The only problem I see is parking. You can’t have 172 hotel rooms, 46 housing units, shops and restaurants and only provide for 174 parking spaces. I think it pretty obvious that Sunset is not going be the same street we all remember. It’s going to be a playground for the rich and powerful to live and visit. I don’t really have a problem with it it it is going provide Weho with large amounts of tax dollars to be used on the rest of the city

Stephen
Stephen
3 years ago
Reply to  Jason K.

Not just the parking, but the traffic caused by all the activity these mega project hotels, restaurants, and shops bring. Traffic glutting our already congested streets which were not built to be a New Vegas hotel strip.

WehoFan
WehoFan
3 years ago

A corner that hasn’t generated income for years will now be a beautiful hotel. What’s the issue?

Steve Martin
Steve Martin
3 years ago
Reply to  WehoFan

Probably none other than the issue of new hotel construction potentially cannibalizing the market for our existing hotels. I certainly like the housing element and assume that they will include affordable units.
The worse that could happen is that this get converted into luxury housing rather than generating tax as a hotel. But the City will reap a windfall with new property taxes.

A. Deru
A. Deru
3 years ago
Reply to  Steve Martin

The developer will pay the fine and there will not be any affordable housing. There only has to be 20% affordable out of 46 apartment units? 9 units. They will charge how much for a one-bedroom? $5600 like the prison on La Cienega? Then when they can’t rent them for that outrageous price they will opt for short-term rentals. I wonder where the minimum wage workers will live to work the shops? Or will they take the filthy public bus 2 hours to work, work 8 hours and take the bus back 2 hours? About parking, if the employees drive… Read more »

Tom
Tom
3 years ago

Because we need ANOTHER thyroidal hotel/apts/floor wax/dessert topping complex in WeHo..

Arona
Arona
3 years ago

Why was this approved? We have many housing units unlived in.

David Abrams
David Abrams
3 years ago
Reply to  Arona

What’s the problem? It’s a small, empty building currently.
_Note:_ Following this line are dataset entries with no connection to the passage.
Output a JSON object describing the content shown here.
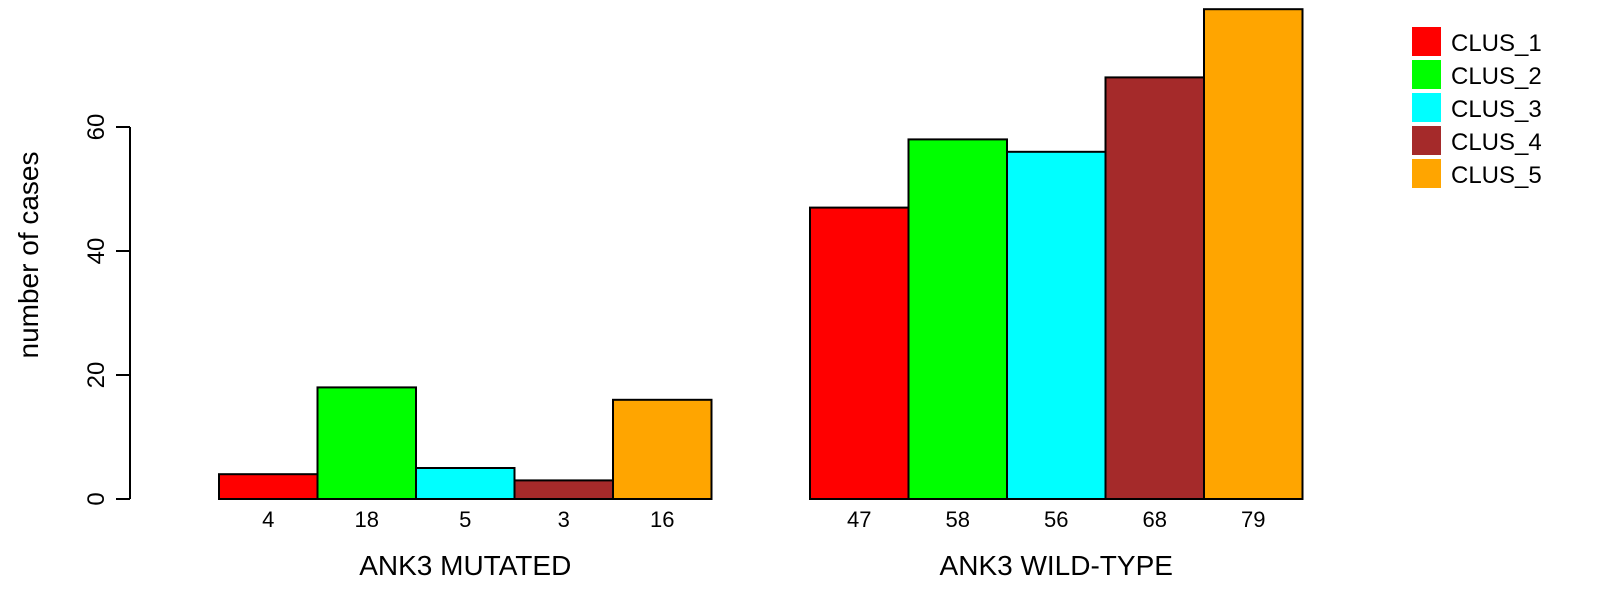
{
  "chart_data": {
    "type": "bar",
    "ylabel": "number of cases",
    "ylim": [
      0,
      80
    ],
    "yticks": [
      0,
      20,
      40,
      60
    ],
    "groups": [
      {
        "label": "ANK3 MUTATED",
        "values": [
          4,
          18,
          5,
          3,
          16
        ],
        "value_labels": [
          "4",
          "18",
          "5",
          "3",
          "16"
        ]
      },
      {
        "label": "ANK3 WILD-TYPE",
        "values": [
          47,
          58,
          56,
          68,
          79
        ],
        "value_labels": [
          "47",
          "58",
          "56",
          "68",
          "79"
        ]
      }
    ],
    "series": [
      {
        "name": "CLUS_1",
        "color": "#ff0000"
      },
      {
        "name": "CLUS_2",
        "color": "#00ff00"
      },
      {
        "name": "CLUS_3",
        "color": "#00ffff"
      },
      {
        "name": "CLUS_4",
        "color": "#a52a2a"
      },
      {
        "name": "CLUS_5",
        "color": "#ffa500"
      }
    ],
    "legend_position": "top-right",
    "grid": false
  }
}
What is it to you if someone wants to spend their money building additional housing?

Stephen
Stephen
3 years ago
Reply to  Arona

The City of West Hollywood makes most of its money from hotel room taxes. Even if the rooms remain mostly vacant, it still breeds a City Council “culture of hotel overdevelopment” which is greased by developer incentives to our Council.

Jason
Jason
3 years ago

Which corner of Harper? Where the never-opened ‘Sunset Beach is or the strip club on the other corner?

B C
B C
3 years ago
Reply to  Jason

yep. it’s hideous looking corner right now. the building that abuts The Den will also be going bye bye

John Ryan
John Ryan
3 years ago

Which corner? What is being demolished to make way for this monstrosity? When is construction to begin? I live a block away and I was never notified of this.

B C
B C
3 years ago
Reply to  John Ryan

One can only hope that the Girls Gone Wild strip club will go next

Stephen
Stephen
3 years ago
Reply to  John Ryan

You’ll know when the 3-years of demolition/construction begins by the noise pollution of early morning jackhammers, truck loaders and cranes.